Joe Biden’s Selection Of Kamala Harris As VP Is Good For Climate Action
As many observers have noted, the human and economic toll from the COVID-19 pandemic outbreak is unprecedented in our lifetimes. The disease spares some and ravages others and will not stop until we find a solution in the form of a vaccine and effective treatments.
One of the first symptoms health professionals look for in a potentially COVID-infected patient is fever; the body’s abnormal warming tells something is wrong.
There is an unsettling parallel in rising earth temperature, popularly referred to as “global warming.” Scientists, experts, and activists who know and care about climate change are aware of how seriously it is infected. They predict our planet’s infection to grow in just a few years to cataclysmic and irreversible levels. The rest of us are ignoring its symptoms: increasing atmospheric temperatures, superstorms, droughts, tsunamis, floods, degraded soils, rising sea levels, and more. They tell us that it is sick and does not have much more time.

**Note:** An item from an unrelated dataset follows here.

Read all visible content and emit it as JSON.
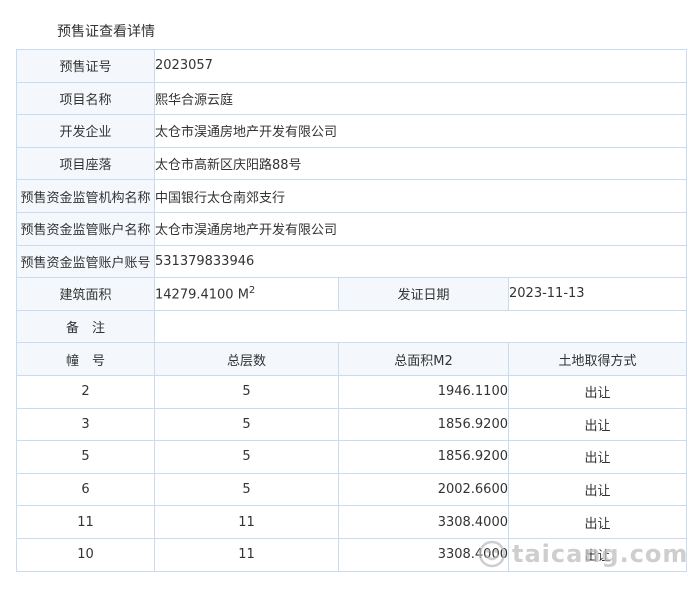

If the disease goes unchecked, it will metastasize into global conflict and human tragedy, which will cause even more environmental damage in a devastating cycle of destruction.
Like many other parts of the world, plunging groundwater levels in Pakistan alongside unpredictable monsoon is an existential issue in the predominately agricultural state. Drought is a constant reality. In a sad irony, efforts to more effectively manage scarce water resources through more modern farming techniques and seed varieties have caused increased carbon emissions, which exacerbate global warming and lead to more drought in dry regions.
However, Pakistan alone is not facing this crisis. Man’s unbridled pursuit of convenience, wealth and territory, often fueled by misguided cultural and religious differences, have contributed to catastrophes around the world. Many of us have witnessed the evidence for ourselves.
My former high school teacher, Tilak Raj Arora, a climber, mountaineer and environmentalist from his high school days and currently working for YMCA in Halifax, Canada, told me that he remembers seeing the results of Saddam Hussein’s order to burn the Kuwaiti oil fields thirty years ago.
“I could see the soot from there on Himalayan glaciers,” he told me. “It trapped the heat from the sun, causing melting.”
The scourge of natural resources exploitation and pollution is across countries and continents, including many I have visited. Australia’s Great Barrier Reef is highly vulnerable. In the past three decades, it has lost half its coral cover, pollution has caused outbreaks of destructive starfish populations, and global warming has produced horrific coral bleaching.
Even in Morocco, a relatively developed African country, the effects of overgrazing and desertification are visible. South American deforestation, along with landslides and urban development, threaten Machu Picchu in Peru. Intense rainfall, heatwaves, and receding Alpine glaciers illustrate Italy’s climate woes. Because of coastal erosion, Norfolk in the U.K. is sliding into the sea, and other towns like York, Leeds, and Somerset are experiencing frequent flooding. The escalating violent and devastating weather and climate-related events here in America are well known.
The only hope for mitigating the injuries from our environmental virus is a firm, courageous, innovative, and scientifically grounded national commitment. That starts with leadership dedicated to prioritizing solutions.
“We have run out of time to build new things in old ways,” Rob Jackson of Stanford University told Justin Worland of Time magazine.
We have seen Trump’s retrograde position on just about everything, including climate change. Look no further than his withdrawal of the U.S. from the Paris Agreement to reduce greenhouse gases.
Many of us are praying for a new administration capable of healing our pandemic, economic, cultural, and environmental illnesses. Some see Joe Biden’s selection of Kamala Harris for vice-president as a historic step in that direction. As a presidential candidate, her climate plan put the environmental justice front and center. This month, she and Rep. Alexandria Ocasio-Cortez introduced the Climate Equity Act in Congress. The act would set up a new Office of Climate and Environmental Justice Accountability within the Office of Management and Budget.
Unsurprisingly, women are in the forefront of these changes. Traditionally they are the healers, the ones we turn to when we are in pain, the ones we seek out for solutions, protection, and comfort.
As women continue to assume more positions of leadership, they may offer new points of view that can lead us back from the brink of irreparable disaster.
As Mr. Arora said, women “suffer the most and worry the most about what this climate change will do to their homes and children.”
Therefore, he asserts, “Only women can save us.”